Two essential materials powering next-generation technologies:
Graphene & Carbon Nanotubes
Recognizing the exceptional properties of advanced carbon materials, we supply graphite, graphene, and carbon nanotubes produced by Taiwan Carbon Materials Corp. (Expressed as “TCMC” hereafter) These functional materials are increasingly vital across a wide range of cutting-edge applications.
Among them, graphene is particularly noteworthy for its outstanding thermal dissipation capabilities.

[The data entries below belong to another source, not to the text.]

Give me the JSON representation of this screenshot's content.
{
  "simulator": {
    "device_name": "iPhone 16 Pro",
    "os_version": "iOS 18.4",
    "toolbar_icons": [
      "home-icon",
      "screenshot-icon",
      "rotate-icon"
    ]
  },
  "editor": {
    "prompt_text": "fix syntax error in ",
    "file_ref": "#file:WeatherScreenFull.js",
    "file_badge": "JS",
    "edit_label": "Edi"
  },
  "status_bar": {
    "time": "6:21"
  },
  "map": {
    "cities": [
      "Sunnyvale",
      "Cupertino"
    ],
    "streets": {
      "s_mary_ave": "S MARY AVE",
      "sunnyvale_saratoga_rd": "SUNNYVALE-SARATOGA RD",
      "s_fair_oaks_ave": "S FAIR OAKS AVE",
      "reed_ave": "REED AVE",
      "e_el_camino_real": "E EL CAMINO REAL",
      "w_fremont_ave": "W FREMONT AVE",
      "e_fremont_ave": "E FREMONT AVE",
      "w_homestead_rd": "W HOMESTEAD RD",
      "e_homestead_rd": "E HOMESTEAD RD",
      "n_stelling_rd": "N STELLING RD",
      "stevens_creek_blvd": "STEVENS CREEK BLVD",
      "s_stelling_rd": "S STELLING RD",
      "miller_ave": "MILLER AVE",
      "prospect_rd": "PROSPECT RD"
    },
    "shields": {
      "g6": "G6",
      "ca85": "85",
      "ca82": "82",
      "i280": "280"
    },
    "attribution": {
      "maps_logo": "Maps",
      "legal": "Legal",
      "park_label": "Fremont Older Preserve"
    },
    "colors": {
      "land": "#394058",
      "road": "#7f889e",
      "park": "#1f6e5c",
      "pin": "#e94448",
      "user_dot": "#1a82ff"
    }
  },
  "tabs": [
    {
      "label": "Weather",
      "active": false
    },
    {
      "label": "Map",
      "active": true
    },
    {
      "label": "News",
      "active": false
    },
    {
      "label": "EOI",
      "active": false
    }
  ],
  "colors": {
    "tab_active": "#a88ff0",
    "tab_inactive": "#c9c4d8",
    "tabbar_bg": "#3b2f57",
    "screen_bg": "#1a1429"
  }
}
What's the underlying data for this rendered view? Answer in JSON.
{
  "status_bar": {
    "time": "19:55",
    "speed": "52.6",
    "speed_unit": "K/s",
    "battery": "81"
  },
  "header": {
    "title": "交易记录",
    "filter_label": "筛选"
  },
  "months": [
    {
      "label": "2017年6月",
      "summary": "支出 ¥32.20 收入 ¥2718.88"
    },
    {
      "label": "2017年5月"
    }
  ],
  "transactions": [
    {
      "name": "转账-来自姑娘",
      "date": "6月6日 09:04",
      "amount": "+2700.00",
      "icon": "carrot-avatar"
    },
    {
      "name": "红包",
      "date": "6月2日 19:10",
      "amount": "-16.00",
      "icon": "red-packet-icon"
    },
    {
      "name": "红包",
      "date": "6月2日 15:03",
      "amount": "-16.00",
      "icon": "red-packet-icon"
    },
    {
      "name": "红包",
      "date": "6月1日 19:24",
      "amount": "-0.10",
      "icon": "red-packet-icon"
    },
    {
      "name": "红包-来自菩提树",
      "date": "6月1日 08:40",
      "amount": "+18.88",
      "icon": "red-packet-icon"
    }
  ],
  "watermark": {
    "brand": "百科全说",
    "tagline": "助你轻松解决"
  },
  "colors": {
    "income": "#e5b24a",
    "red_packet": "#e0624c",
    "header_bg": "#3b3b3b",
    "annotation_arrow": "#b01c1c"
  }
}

As the performance demands of data centers continue to rise, the need for efficient heat management in semiconductors, coils, and other components has never been greater.
While graphene is generally known as a conductive material, TCMC has developed an insulating graphene through its proprietary technology—an innovation that opens new possibilities for various industries.
The company offers a comprehensive lineup centered on graphene, including not only powders but also dispersions and sheets, as shown below.
Sample materials are available upon request.
General Characteristics of Carbon Materials Compared with Metals
1. Lightweight
Carbon materials have significantly lower density than metals, making them advantageous in applications requiring weight reduction, such as aerospace and automotive engineering.
2. High Strength
Certain carbon materials possess extremely high strength, exceeding that of many metals, with excellent tensile and compressive properties.
3. Corrosion Resistance
Their superior resistance to chemical corrosion makes carbon materials suitable for harsh environments.
4. Electrical Conductivity
Carbon materials exhibit excellent electrical conductivity, though performance varies among different types.
5. Thermal Stability
They maintain strength and rigidity even at high temperatures without deformation or melting, offering clear advantages in high-temperature applications.
6. Thermal Conductivity
Graphene, in particular, demonstrates exceptional thermal conductivity—surpassing that of copper and aluminum foils.
7. Mechanical Properties (e.g., Young’s Modulus)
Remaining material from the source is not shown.